Yes, this is indeed a problem for URNs. But this is a problem for
any other new URI scheme, too.

But browsers nowadays are in most cases equiped with some kind of
extension facility to add new schemes.


>As a more general observation,  consider that there are dozens of
>URI/URN-related RFCs; it is difficult to even identify them all, much less
>determine which are relevant and which aren't, which are current and which
>are out-of-date, and understand their relationships to one another.

The most central one is RFC 2396. Compared to that one,
anything else is in some way fairly minor.


>What's
>needed is a coherent document (preferably, normative), that ties all of the
>relevant information together, perhaps pointing to the appropriate RFCs.

What should such a document say? Should it be updated every time
a new URI scheme is defined? Isn't it dangerous to try and say
everything in one single place?


>We simply feel that  confusion over URIs is so pervasive that without a
>proactive initiative, progress is unlikely -- we'll never even begin to
>discover what URI schemes are going to be necessary, useful, and/or
>popular;

Well, this is a feature, not a problem. If we knew exactly which
URI schemes would be needed/popular in a few years, we would
already have invented them.


>which will be supported; and which schemes vendors will need to support.  The
>only way that this discovery process can even begin is if we begin to
>register URI schemes (some will ultimately be winners, others won't), and it
>isn't even clear how to do that.

Not, it's very clear. There is an RFC on it, RFC 2717.

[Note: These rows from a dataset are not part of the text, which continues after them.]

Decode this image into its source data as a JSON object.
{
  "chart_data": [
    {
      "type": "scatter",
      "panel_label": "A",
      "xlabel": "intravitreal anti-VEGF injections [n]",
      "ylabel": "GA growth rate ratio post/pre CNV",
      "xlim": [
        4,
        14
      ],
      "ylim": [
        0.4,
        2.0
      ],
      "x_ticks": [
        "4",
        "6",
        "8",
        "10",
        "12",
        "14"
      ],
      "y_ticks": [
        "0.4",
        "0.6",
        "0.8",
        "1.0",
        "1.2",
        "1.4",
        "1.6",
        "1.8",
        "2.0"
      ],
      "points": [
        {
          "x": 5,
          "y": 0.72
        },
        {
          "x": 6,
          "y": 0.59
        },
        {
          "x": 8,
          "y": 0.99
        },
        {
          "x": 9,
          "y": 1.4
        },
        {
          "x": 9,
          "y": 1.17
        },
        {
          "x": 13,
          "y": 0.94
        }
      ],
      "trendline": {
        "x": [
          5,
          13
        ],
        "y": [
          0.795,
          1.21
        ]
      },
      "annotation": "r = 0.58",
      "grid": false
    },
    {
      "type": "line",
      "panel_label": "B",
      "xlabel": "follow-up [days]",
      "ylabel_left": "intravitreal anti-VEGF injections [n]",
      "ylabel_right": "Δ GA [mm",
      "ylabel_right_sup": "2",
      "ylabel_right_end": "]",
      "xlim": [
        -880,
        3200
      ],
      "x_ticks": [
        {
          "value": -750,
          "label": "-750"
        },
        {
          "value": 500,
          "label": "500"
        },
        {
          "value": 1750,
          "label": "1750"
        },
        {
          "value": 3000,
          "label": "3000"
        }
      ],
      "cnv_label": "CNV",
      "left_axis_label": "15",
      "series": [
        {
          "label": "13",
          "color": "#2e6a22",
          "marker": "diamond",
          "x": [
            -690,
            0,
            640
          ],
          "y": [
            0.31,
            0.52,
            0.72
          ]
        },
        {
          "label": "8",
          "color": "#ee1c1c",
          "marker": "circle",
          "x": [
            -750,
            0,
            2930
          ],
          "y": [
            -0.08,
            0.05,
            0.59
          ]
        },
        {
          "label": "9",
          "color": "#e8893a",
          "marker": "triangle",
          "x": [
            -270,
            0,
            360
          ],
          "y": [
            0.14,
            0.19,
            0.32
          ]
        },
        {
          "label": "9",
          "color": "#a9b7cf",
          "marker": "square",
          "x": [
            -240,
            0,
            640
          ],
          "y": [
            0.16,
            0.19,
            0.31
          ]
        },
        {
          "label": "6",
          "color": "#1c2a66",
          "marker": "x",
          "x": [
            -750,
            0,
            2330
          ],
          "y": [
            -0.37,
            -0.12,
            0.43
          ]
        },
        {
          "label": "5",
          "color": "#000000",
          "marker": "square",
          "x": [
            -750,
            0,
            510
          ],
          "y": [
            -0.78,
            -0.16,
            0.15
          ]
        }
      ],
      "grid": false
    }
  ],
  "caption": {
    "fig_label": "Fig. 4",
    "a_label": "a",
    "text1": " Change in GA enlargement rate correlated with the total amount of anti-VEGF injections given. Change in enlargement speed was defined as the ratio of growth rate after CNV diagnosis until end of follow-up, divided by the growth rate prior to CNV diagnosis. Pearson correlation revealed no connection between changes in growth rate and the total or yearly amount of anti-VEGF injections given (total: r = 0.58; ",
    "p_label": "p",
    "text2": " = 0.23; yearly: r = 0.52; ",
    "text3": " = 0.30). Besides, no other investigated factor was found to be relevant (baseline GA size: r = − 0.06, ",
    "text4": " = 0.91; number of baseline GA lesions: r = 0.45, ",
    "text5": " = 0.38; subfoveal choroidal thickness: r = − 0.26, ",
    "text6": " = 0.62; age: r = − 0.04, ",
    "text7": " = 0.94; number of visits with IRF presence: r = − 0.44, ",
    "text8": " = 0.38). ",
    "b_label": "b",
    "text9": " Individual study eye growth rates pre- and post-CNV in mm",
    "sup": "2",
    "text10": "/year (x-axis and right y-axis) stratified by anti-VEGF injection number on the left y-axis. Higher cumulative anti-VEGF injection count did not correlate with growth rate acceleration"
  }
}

>(There are certain potential URI schemes
>that we're fairly sure are going to be necessary, and for which registration
>hasn't been attempted yet,  because of confusion over registration
>procedures.  "isbn:" may or may not be a popular scheme; we won't begin to
>find out until it is at least  registered. Its definition as a URN scheme has
>been described hypothetically in an RFC, but registration of "isbn:"  hasn't
>even been explored, apparently because it is assumed that it simply cannot be
>registered, for legal reasons.

What would these reasons be? I would be interested to know.


It seems that the main question that is actually asked,
although somewhat implicitly, is:

We have certain things that we would like to identify, in
the context of [URI/URL/URN], how should we do that?

There are at least tree answers:

1) Define and register your own URI scheme
2) Define and register your own URN scheme
3) Use an existing URI scheme

The distinction between 1) and 2) has mostly been given above.
But 3) is an alternative well worth considering. The main
advantage is that you don't have any problems with browser
or infrastructure support at all. The main disadvantage
is that it may not look as attractive as a new one,
and the choice between functionality and looks is of
course yours.

Another real problem of the DC community may be that for
some identifiers, e.g. isbn, somebody has to do some real
work (writing registration documents, running some servers,...),
but it is not clear who should do that.

Regards,   Martin.
Received on Sunday, 30 April 2000 03:59:31 UTC